The xAI litigation context is worth noting for a separate reason. *xAI LLC v. Weiser* remains technically active. Colorado AG Weiser stipulated to the enforcement stay but has not withdrawn from the underlying litigation. The rulemaking process that will flesh out the statute’s implementing rules hasn’t started. The practical compliance posture through January 1, 2027 involves building to the statute’s text while tracking what rulemaking produces.

The Three January 1, 2027 Compliance Requirements

Law firm analysis converges on three specific readiness requirements.

One: Build the disclosure framework. Map every ADMT system your organization uses that could materially influence a consequential decision affecting a Colorado resident. For each, design the notification mechanism, when it triggers, what it says, and how it’s delivered. This is a legal and UX requirement simultaneously.

What to Watch

Colorado AG rulemaking timeline publicationUnknown
xAI LLC v. Weiser litigation statusOngoing
Federal preemption legislation effect on Colorado ADMT framework2026-2027

Warning

The three-year record retention requirement applies at the decision level, not the system level. Companies whose current data architecture logs ADMT outputs in aggregate without preserving individual decision records have a structural gap that can't be closed with a policy update alone, it requires a data engineering change. That work takes longer than seven months if the scoping starts in Q4.
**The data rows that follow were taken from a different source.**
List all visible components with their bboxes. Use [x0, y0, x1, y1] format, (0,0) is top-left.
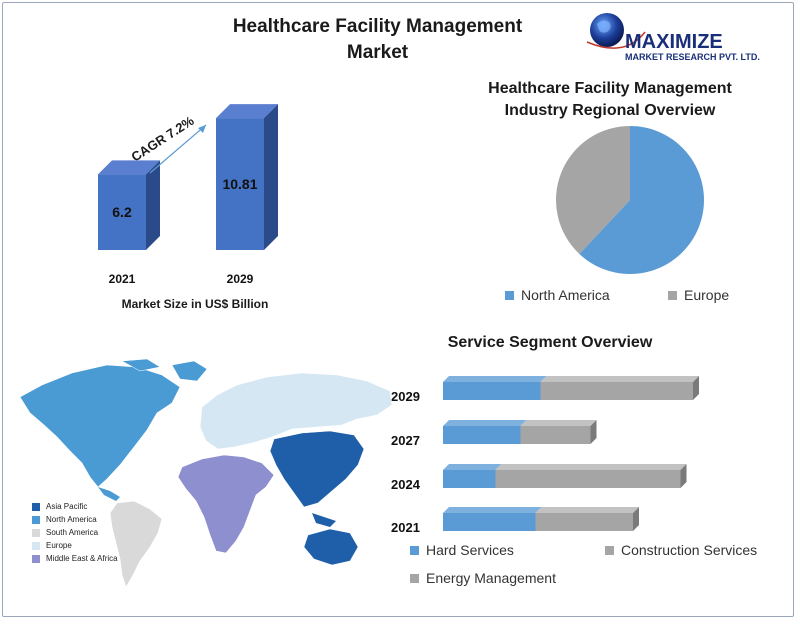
legend-label: South America — [46, 528, 99, 537]
segment-bar-top — [443, 464, 502, 470]
bar-top — [216, 104, 278, 119]
market-size-chart: 6.2 2021 10.81 2029 CAGR 7.2% Market Size i… — [98, 104, 278, 311]
segment-bar-top — [443, 376, 547, 382]
segment-bar-top — [443, 507, 542, 513]
bar-category-label: 2021 — [109, 272, 136, 286]
pie-slice-north-america — [579, 126, 704, 274]
legend-label: Asia Pacific — [46, 502, 88, 511]
map-south-america — [109, 500, 163, 588]
legend-label: Energy Management — [426, 570, 556, 586]
segment-bar-top — [495, 464, 687, 470]
segment-bar-top — [443, 420, 527, 426]
segment-title: Service Segment Overview — [447, 334, 653, 351]
legend-swatch — [605, 545, 614, 555]
outer-frame — [2, 2, 794, 617]
segment-bar-hard-services — [443, 382, 541, 400]
segment-year-label: 2029 — [391, 389, 420, 404]
segment-bar-top — [540, 376, 699, 382]
main-title: Healthcare Facility Management Market — [200, 14, 555, 66]
pie-legend-north-america: North America — [505, 287, 610, 303]
bar-side — [146, 160, 160, 250]
segment-legend-construction: Construction Services — [605, 542, 757, 558]
legend-swatch — [410, 545, 419, 555]
segment-bar-side — [590, 420, 597, 444]
cagr-label: CAGR 7.2% — [128, 113, 197, 165]
legend-label: Construction Services — [621, 542, 758, 558]
legend-label: North America — [46, 515, 97, 524]
map-asia-pacific — [269, 430, 365, 508]
legend-label: Europe — [46, 541, 72, 550]
segment-bar-side — [633, 507, 639, 531]
map-north-america — [19, 364, 181, 488]
pie-title: Healthcare Facility Management Industry … — [450, 78, 770, 122]
segment-bar-hard-services — [443, 426, 521, 444]
segment-year-label: 2027 — [391, 433, 420, 448]
segment-bar-side — [680, 464, 687, 488]
main-title-line2: Market — [346, 42, 409, 63]
legend-swatch — [668, 290, 677, 300]
segment-year-label: 2024 — [391, 477, 421, 492]
world-map — [19, 358, 393, 588]
legend-label: Europe — [684, 287, 730, 303]
segment-bar-construction-services — [535, 513, 633, 531]
pie-slice-europe — [556, 126, 630, 254]
map-legend-north-america: North America — [32, 513, 118, 526]
segment-bar-construction-services — [540, 382, 693, 400]
legend-label: Middle East & Africa — [46, 554, 118, 563]
segment-bar-construction-services — [495, 470, 681, 488]
logo-name: MAXIMIZE — [625, 31, 723, 53]
pie-title-line1: Healthcare Facility Management — [488, 80, 732, 97]
bar-2029 — [216, 118, 264, 250]
bar-xlabel: Market Size in US$ Billion — [122, 297, 269, 311]
segment-year-label: 2021 — [391, 520, 420, 535]
legend-label: Hard Services — [426, 542, 514, 558]
segment-bar-top — [520, 420, 597, 426]
map-legend: Asia Pacific North America South America… — [32, 500, 118, 565]
bar-data-label: 6.2 — [112, 204, 132, 220]
legend-swatch — [410, 573, 419, 583]
segment-bar-hard-services — [443, 513, 536, 531]
map-legend-asia-pacific: Asia Pacific — [32, 500, 118, 513]
bar-top — [98, 160, 160, 175]
pie-title-line2: Industry Regional Overview — [504, 102, 716, 119]
map-legend-south-america: South America — [32, 526, 118, 539]
segment-legend-hard-services: Hard Services — [410, 542, 514, 558]
legend-label: North America — [521, 287, 610, 303]
segment-bar-hard-services — [443, 470, 496, 488]
map-middle-east-africa — [177, 454, 275, 554]
service-segment-chart: 2029 2027 2024 2021 — [391, 376, 699, 535]
company-logo: MAXIMIZE MARKET RESEARCH PVT. LTD. — [586, 13, 760, 62]
logo-subtitle: MARKET RESEARCH PVT. LTD. — [625, 52, 760, 62]
bar-data-label: 10.81 — [222, 176, 257, 192]
bar-2021 — [98, 174, 146, 250]
segment-bar-side — [693, 376, 699, 400]
segment-legend-energy: Energy Management — [410, 570, 556, 586]
map-europe — [199, 372, 393, 450]
segment-bar-construction-services — [520, 426, 591, 444]
legend-swatch — [505, 290, 514, 300]
segment-bar-top — [535, 507, 639, 513]
map-australia — [303, 528, 359, 566]
pie-legend-europe: Europe — [668, 287, 729, 303]
map-legend-mea: Middle East & Africa — [32, 552, 118, 565]
cagr-arrow — [149, 124, 207, 174]
main-title-line1: Healthcare Facility Management — [232, 16, 523, 37]
bar-side — [264, 104, 278, 250]
regional-pie-chart — [556, 126, 704, 274]
map-legend-europe: Europe — [32, 539, 118, 552]
bar-category-label: 2029 — [227, 272, 254, 286]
Two: Build the record retention infrastructure. Three years of decision-level records is the floor. That means logging decisions at the individual level, not just at the system level. If your current data architecture aggregates ADMT outputs without preserving individual decision records, you have a gap to close before January 1.

Three: Build the human review pathway. This doesn’t require a dedicated review team, but it requires a documented process. Who receives a human review request? What’s the response timeline? How is the outcome communicated? This operational workflow needs to exist and be tested before the effective date.

What Compliance Teams Should Track Between Now and January 2027

Rulemaking is the open variable. The statute sets the framework; implementing rules will define the details. The AG’s office hasn’t published a rulemaking timeline. TJS has covered the multi-state compliance landscape that Colorado sits inside, compliance teams should be building modular frameworks that can absorb Colorado’s rulemaking without a complete rebuild.

Watch also for the federal preemption question. The White House has actively pushed for federal preemption of state AI laws, and Colorado’s repeal-and-replace sequence happened partly in that political context. Whether SB 26-189’s ADMT framework survives a federal preemption effort is unresolved. Building compliance infrastructure now is the right call regardless – but the framework should be designed for portability.

TJS Synthesis

Colorado’s AI law didn’t get weaker. It got narrower and later. The January 2027 date replaced a June 2026 deadline that the original law’s architects almost certainly knew was unworkable. The duty of care is gone, but the disclosure and retention obligations that replaced it are real, operational requirements, not symbolic ones. The seven months between now and the effective date is enough time to build a compliant program if you start in June. It’s not enough time if you wait for rulemaking to finalize. The catch is that rulemaking will clarify the rules you’re building to, which means the right strategy is to build to the statutory floor now and plan for a documented update cycle when implementing rules publish.